Here at Reclaimed we think that you may be under the illusion that hardwood is more durable than softwood flooring simply because of the contrast in their names. But the truth is the terms “Reclaimed hardwood” and “ Reclaimed softwood” actually refer to a tree’s structure and origin, not its density – although most softwoods are more adaptable and flexiable than hardwood..
Reclaimed Wood lovers sometimes opt for the softwoods installing wood floors. Evergreen trees in the northern hemisphere, such as spruce, cedar, fir (including Douglas-fir) are some softwood species which appeal to those who desire a softer spring beneath their steps. Pine is the most popular softwood for installing wood floors.However, it is crucial to understand the basic differences between hardwood and softwood in order to effectively develop a strong and durable wood floor.
Softwood flooring denotes a pine-needle bearing tree and is typically softer than hardwood Floors , a leaf-growing tree. One of the more common types of softwood flooring is Southern Yellow Pine, slightly harder than some of the other pines. Douglas Fir is another fairly common type of softwood flooring.The differences between hardwood trees and softwood trees begin with a tree’s origin and its structure.
Softwood comes from gymnosperm trees – or trees with uncovered seeds. Think of cedar, pine and spruce, with exposed seeds that blow away to germinate and needles they keep year-round.
Softwoods have a system of straight, linear tubes (tracheids, not pores), which transport water and produce sap and provide strength to the stem.
Every wood species has something unique to offer in color and grain pattern. Hardwoods typically can be white, dark red, rich brown, and variations of those colors. Most softwoods tend to be yellow or reddish in color.
Grain patterns can also vary and have nothing to do with a wood being hard or soft. For example, fir is a softwood and has a very pronounced grain, but so does oak, which is a hardwood. The most common form of softwood flooring is a form of pine. The most common and cheapest are yellow pine, Baltic pine, Colombian pine or white fir. These can be provided in a variety of widths, the general rule the wider the board the higher the price.

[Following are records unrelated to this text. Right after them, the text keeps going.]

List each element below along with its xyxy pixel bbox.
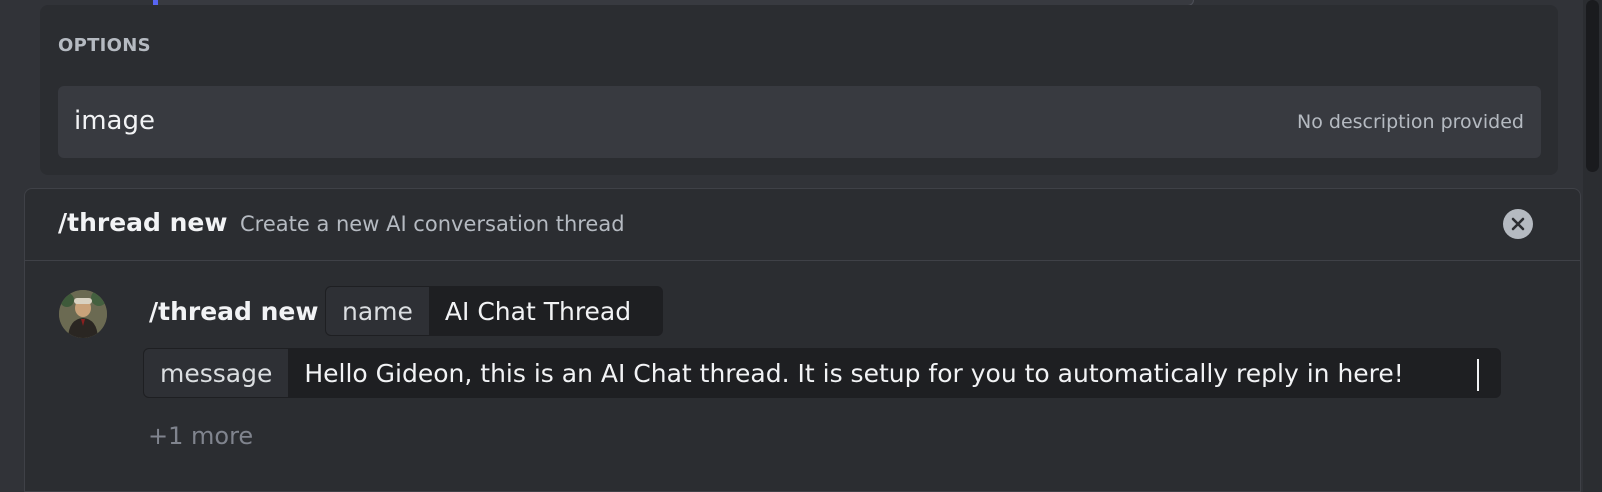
options-panel: OPTIONS image No description provided	[40, 5, 1558, 175]
param-name-pill[interactable]: name AI Chat Thread	[325, 286, 663, 336]
scrollbar-thumb[interactable]	[1586, 0, 1599, 172]
param-key-message: message	[144, 349, 289, 397]
command-autocomplete-view: OPTIONS image No description provided /t…	[0, 0, 1602, 492]
avatar	[59, 290, 107, 338]
param-key-name: name	[326, 287, 429, 335]
more-options-link[interactable]: +1 more	[148, 422, 253, 450]
command-title: /thread new	[58, 208, 228, 237]
close-icon[interactable]	[1503, 209, 1533, 239]
option-name: image	[74, 106, 155, 136]
command-header: /thread new Create a new AI conversation…	[25, 189, 1580, 261]
option-item-image[interactable]: image No description provided	[58, 86, 1541, 158]
param-value-name[interactable]: AI Chat Thread	[428, 287, 648, 335]
command-prefix: /thread new	[149, 297, 319, 326]
param-message-pill[interactable]: message Hello Gideon, this is an AI Chat…	[143, 348, 1501, 398]
text-caret	[1477, 359, 1479, 391]
param-value-message[interactable]: Hello Gideon, this is an AI Chat thread.…	[288, 349, 1420, 397]
command-panel: /thread new Create a new AI conversation…	[24, 188, 1581, 492]
options-heading: OPTIONS	[58, 35, 151, 56]
command-description: Create a new AI conversation thread	[240, 212, 625, 236]
option-description: No description provided	[1297, 111, 1524, 133]
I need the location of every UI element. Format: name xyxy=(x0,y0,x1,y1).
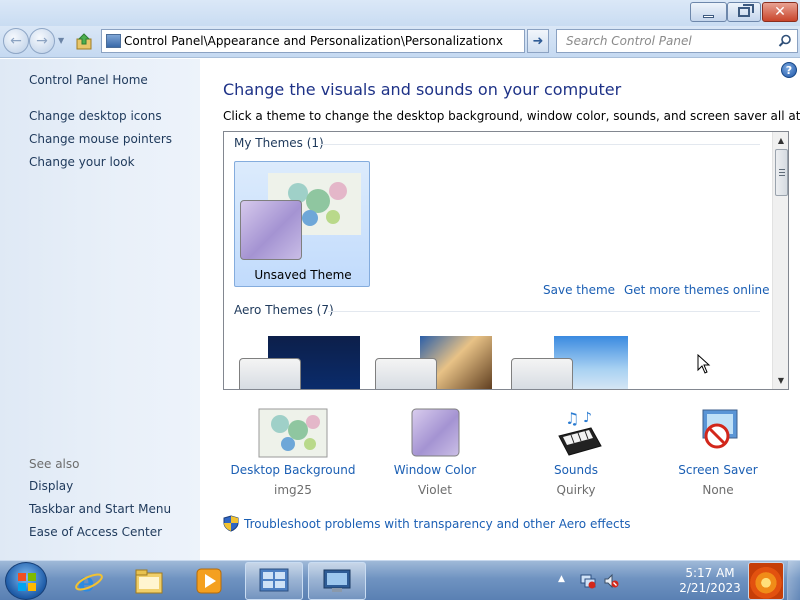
screen-saver-value: None xyxy=(702,483,734,497)
scroll-down-icon[interactable]: ▼ xyxy=(773,372,788,388)
sounds-value: Quirky xyxy=(556,483,596,497)
taskbar-display-window[interactable] xyxy=(308,562,366,600)
windows-logo-icon xyxy=(18,573,36,591)
address-bar[interactable]: Control Panel\Appearance and Personaliza… xyxy=(101,29,621,53)
theme-unsaved[interactable]: Unsaved Theme xyxy=(234,161,370,287)
desktop-background-value: img25 xyxy=(274,483,312,497)
aero-theme-characters-swatch xyxy=(511,358,573,389)
window-color-icon xyxy=(411,408,460,457)
sounds-icon: ♫ ♪ xyxy=(558,409,602,456)
volume-muted-icon[interactable] xyxy=(603,573,619,589)
theme-list: My Themes (1) Unsaved Theme Save theme G… xyxy=(223,131,789,390)
up-folder-icon[interactable] xyxy=(75,33,93,51)
change-your-look-link[interactable]: Change your look xyxy=(29,155,135,169)
svg-text:♫: ♫ xyxy=(565,409,579,428)
go-button[interactable]: ➜ xyxy=(527,29,549,53)
forward-arrow-icon: → xyxy=(36,33,48,49)
troubleshoot-link[interactable]: Troubleshoot problems with transparency … xyxy=(223,515,631,532)
close-icon: ✕ xyxy=(774,4,786,20)
aero-theme-windows7-swatch xyxy=(239,358,301,389)
scroll-up-icon[interactable]: ▲ xyxy=(773,132,788,148)
my-themes-group-label: My Themes (1) xyxy=(234,136,324,150)
minimize-button[interactable] xyxy=(690,2,727,22)
navigation-bar: ← → ▼ Control Panel\Appearance and Perso… xyxy=(0,26,800,58)
uac-shield-icon xyxy=(223,515,239,532)
back-button[interactable]: ← xyxy=(3,28,29,54)
clock-date: 2/21/2023 xyxy=(679,581,741,595)
troubleshoot-link-text[interactable]: Troubleshoot problems with transparency … xyxy=(244,517,631,531)
window-color-label[interactable]: Window Color xyxy=(365,463,505,477)
taskbar-start-menu-link[interactable]: Taskbar and Start Menu xyxy=(29,502,171,516)
minimize-icon xyxy=(703,14,714,18)
start-button[interactable] xyxy=(5,562,47,600)
go-arrow-icon: ➜ xyxy=(532,33,544,49)
media-player-icon xyxy=(196,568,222,594)
internet-explorer-icon: e xyxy=(75,568,103,596)
change-desktop-icons-link[interactable]: Change desktop icons xyxy=(29,109,162,123)
mouse-cursor-icon xyxy=(697,354,711,374)
monitor-icon xyxy=(323,569,351,592)
scroll-thumb[interactable] xyxy=(775,149,788,196)
taskbar-media-player[interactable] xyxy=(180,562,238,600)
theme-list-scrollbar[interactable]: ▲ ▼ xyxy=(772,132,788,389)
show-desktop-button[interactable] xyxy=(787,561,800,600)
aero-theme-architecture-swatch xyxy=(375,358,437,389)
page-instructions: Click a theme to change the desktop back… xyxy=(223,109,800,123)
user-picture-tile[interactable] xyxy=(748,562,784,600)
window-color-value: Violet xyxy=(417,483,453,497)
theme-name: Unsaved Theme xyxy=(254,268,352,282)
sidebar: Control Panel Home Change desktop icons … xyxy=(0,59,200,560)
show-hidden-icons-button[interactable]: ▲ xyxy=(558,574,565,584)
taskbar-clock[interactable]: 5:17 AM 2/21/2023 xyxy=(670,566,750,596)
see-also-heading: See also xyxy=(29,457,80,471)
aero-themes-group-label: Aero Themes (7) xyxy=(234,303,334,317)
control-panel-icon xyxy=(106,34,121,48)
search-box[interactable]: Search Control Panel xyxy=(556,29,798,53)
sounds-label[interactable]: Sounds xyxy=(506,463,646,477)
control-panel-home-link[interactable]: Control Panel Home xyxy=(29,73,148,87)
group-divider xyxy=(328,311,760,312)
display-link[interactable]: Display xyxy=(29,479,73,493)
group-divider xyxy=(320,144,760,145)
screen-saver-label[interactable]: Screen Saver xyxy=(648,463,788,477)
grip-line xyxy=(779,172,785,173)
desktop-background-label[interactable]: Desktop Background xyxy=(223,463,363,477)
main-content: ? Change the visuals and sounds on your … xyxy=(200,59,800,560)
grip-line xyxy=(779,175,785,176)
get-more-themes-link[interactable]: Get more themes online xyxy=(624,283,770,297)
save-theme-link[interactable]: Save theme xyxy=(543,283,615,297)
forward-button[interactable]: → xyxy=(29,28,55,54)
personalization-window: ✕ ← → ▼ Control Panel\Appearance and Per… xyxy=(0,0,800,560)
close-button[interactable]: ✕ xyxy=(762,2,798,22)
network-icon[interactable] xyxy=(580,573,596,589)
theme-color-swatch xyxy=(240,200,302,260)
taskbar-explorer[interactable] xyxy=(120,562,178,600)
back-arrow-icon: ← xyxy=(10,33,22,49)
control-panel-icon xyxy=(259,568,289,592)
recent-pages-dropdown-icon[interactable]: ▼ xyxy=(58,36,64,45)
ease-of-access-link[interactable]: Ease of Access Center xyxy=(29,525,162,539)
taskbar-control-panel[interactable] xyxy=(245,562,303,600)
taskbar-internet-explorer[interactable]: e xyxy=(60,562,118,600)
help-icon[interactable]: ? xyxy=(781,62,797,78)
change-mouse-pointers-link[interactable]: Change mouse pointers xyxy=(29,132,172,146)
grip-line xyxy=(779,169,785,170)
svg-text:♪: ♪ xyxy=(583,410,592,426)
restore-button[interactable] xyxy=(727,2,761,22)
screen-saver-icon xyxy=(702,409,738,449)
search-icon[interactable] xyxy=(778,34,792,48)
folder-icon xyxy=(135,569,163,594)
desktop-background-icon xyxy=(258,408,328,458)
taskbar: e ▲ 5:17 AM 2/21/2023 xyxy=(0,560,800,600)
address-text[interactable]: Control Panel\Appearance and Personaliza… xyxy=(124,34,503,48)
title-bar: ✕ xyxy=(0,0,800,26)
page-title: Change the visuals and sounds on your co… xyxy=(223,80,622,99)
clock-time: 5:17 AM xyxy=(685,566,735,580)
restore-icon xyxy=(738,4,754,17)
search-placeholder: Search Control Panel xyxy=(566,34,692,48)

Victorian pine floorboards are generally up to 7” wide, wider boards tend to be Georgian Flooring and are rare and expensive.
Douglas fir and pitch pine are harder, more durable with a straighter grain, and make a superior floor.
Old factories were invariably covered with roof boards for insulation under the tiles. They are increasingly popular as they are rough sawn and can be hand sanded to retain their rustic characteristics.